Era un delfín que atravesaba olas saltando fuera del agua; Torcuato nunca vio uno de verdad, aunque sí que había dibujos en sus libros de la escuela, así que él era un delfín dibujado con bellos y concisos trazos azules. Tampoco vio nunca el mar, pero sabía que era infinito y que por las noches vomitaba constelaciones enteras, y él era un delfín que cabalgaba sobre las olas bravas, uno valiente que surcaba los mares libres y vastos sin cansarse. Uno que al tomar fuerzas para saltar se convirtió en un pájaro, un bello loro de plumas multicolores de las zonas del Caribe, uno de los que también aparecían en sus libros y que durante tantos ratos había observado extasiado con los codos clavados en el pupitre mientras que su querido profesor daba con voz grave la lección. Así que él era un loro que emprendía el vuelo hacia un cielo coronado de estrellas, y que no miraba atrás nunca. Nunca.

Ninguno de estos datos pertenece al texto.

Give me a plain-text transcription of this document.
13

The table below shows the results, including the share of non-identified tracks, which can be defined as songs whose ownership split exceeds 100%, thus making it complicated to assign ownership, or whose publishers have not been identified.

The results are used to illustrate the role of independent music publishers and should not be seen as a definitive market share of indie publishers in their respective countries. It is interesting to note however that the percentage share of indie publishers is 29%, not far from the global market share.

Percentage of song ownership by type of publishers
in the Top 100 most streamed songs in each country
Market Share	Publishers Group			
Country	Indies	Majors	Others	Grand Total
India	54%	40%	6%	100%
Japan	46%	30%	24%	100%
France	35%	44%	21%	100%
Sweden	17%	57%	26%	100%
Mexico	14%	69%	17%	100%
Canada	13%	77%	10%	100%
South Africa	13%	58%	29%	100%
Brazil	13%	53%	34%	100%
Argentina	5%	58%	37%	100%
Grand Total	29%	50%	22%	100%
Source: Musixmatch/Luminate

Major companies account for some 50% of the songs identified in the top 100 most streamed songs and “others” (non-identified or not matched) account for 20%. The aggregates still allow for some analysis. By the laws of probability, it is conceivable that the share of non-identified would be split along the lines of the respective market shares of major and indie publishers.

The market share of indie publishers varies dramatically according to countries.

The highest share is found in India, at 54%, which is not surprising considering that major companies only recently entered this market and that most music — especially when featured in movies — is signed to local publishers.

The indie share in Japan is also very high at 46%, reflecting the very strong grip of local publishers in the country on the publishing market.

Sumido aún en sus sueños, llegó hasta él una especie de ronroneo amortiguado, un batiburrillo de voces y gritos que al principio parecía provenir de muy lejos, pero que se convirtió en algo ensordecedor cuando fue recuperando la conciencia. Abrió los ojos despacio, estaba en una cama estrecha, arropado con mantas viejas, y se topó con la cruda realidad: No era ningún delfín, ni tan siquiera un loro caribeño, era un loco, uno más entre las trescientas almas atormentadas que poblaban aquel manicomio. Aún no había desaparecido el rocío de la mañana, pero decenas de figuras a las que la chispa de la vida parecía haber abandonado le observaban con fijación. Cuencas que albergaban ojos apagados, oscuras, consumidas. Allá donde Torcuato mirase veía locura, desesperación, caos. Varios enfermos permanecían anclados como un faro que, echando raíces en las rocas, observa la tormenta embravecida; solo que en el manicomio no había mar y miraban a través de las ventanas sucias, quizá anhelando algo que dejaron fuera de aquellos muros. Algo que no les había acompañado allí dentro.

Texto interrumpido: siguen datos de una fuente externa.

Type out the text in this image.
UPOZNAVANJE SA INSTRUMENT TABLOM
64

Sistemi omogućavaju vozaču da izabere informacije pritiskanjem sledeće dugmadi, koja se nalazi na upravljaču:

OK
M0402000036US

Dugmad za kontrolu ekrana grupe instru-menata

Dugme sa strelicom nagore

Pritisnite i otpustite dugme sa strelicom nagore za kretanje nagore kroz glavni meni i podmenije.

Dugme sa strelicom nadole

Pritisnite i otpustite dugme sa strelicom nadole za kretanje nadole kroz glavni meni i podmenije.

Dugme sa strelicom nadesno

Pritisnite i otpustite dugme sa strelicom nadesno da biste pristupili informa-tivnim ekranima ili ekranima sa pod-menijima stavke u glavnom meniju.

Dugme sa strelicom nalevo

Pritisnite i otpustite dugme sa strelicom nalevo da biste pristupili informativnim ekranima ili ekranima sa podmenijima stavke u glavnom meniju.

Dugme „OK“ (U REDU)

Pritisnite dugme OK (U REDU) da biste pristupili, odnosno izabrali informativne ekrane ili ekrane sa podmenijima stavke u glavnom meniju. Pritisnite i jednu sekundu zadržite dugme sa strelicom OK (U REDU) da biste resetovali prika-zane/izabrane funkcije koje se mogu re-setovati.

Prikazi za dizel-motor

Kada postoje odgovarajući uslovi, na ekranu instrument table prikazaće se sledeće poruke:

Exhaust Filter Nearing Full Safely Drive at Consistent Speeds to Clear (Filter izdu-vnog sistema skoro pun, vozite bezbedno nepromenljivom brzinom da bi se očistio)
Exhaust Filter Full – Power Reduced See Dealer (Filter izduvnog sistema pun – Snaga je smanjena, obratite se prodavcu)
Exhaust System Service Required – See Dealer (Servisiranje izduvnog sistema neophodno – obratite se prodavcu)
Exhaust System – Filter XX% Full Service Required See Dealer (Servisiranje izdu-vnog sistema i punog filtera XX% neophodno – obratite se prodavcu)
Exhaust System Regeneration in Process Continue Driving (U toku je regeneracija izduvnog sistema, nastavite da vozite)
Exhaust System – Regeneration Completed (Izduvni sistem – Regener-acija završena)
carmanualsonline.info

Unos gritaban, otros se arrancaban los pelos en silencio y llorando, la gran mayoría de ellos caminaba encorvada y sumisa hacia donde alguien, seguramente un enfermero, gritaba con vehemencia nada pastoril «¡el desayuno, vamos!».
Torcuato estaba en calzoncillos, no recordaba qué fue de sus vestimentas, aunque supuso que no las iba a echar de menos. A los pies de su cama vio una muda de ropa, aquello parecía un pijama blanco, el que vestían todos los enfermos. También había una rebeca de lana blanca algo deshilachada y a la que faltaban botones. No era ropa nueva, incluso tenía varios remiendos, pero estaba limpia y olía a jabón. Decidió no hacerse más preguntas. Supuso que debía ponérselo y así lo hizo. Un joven enfermo se le acercó y moviéndole por los hombros y con los ojos desorbitados no paraba de repetirle que el desayuno estaba listo, que corriera, y eso fue lo que hizo.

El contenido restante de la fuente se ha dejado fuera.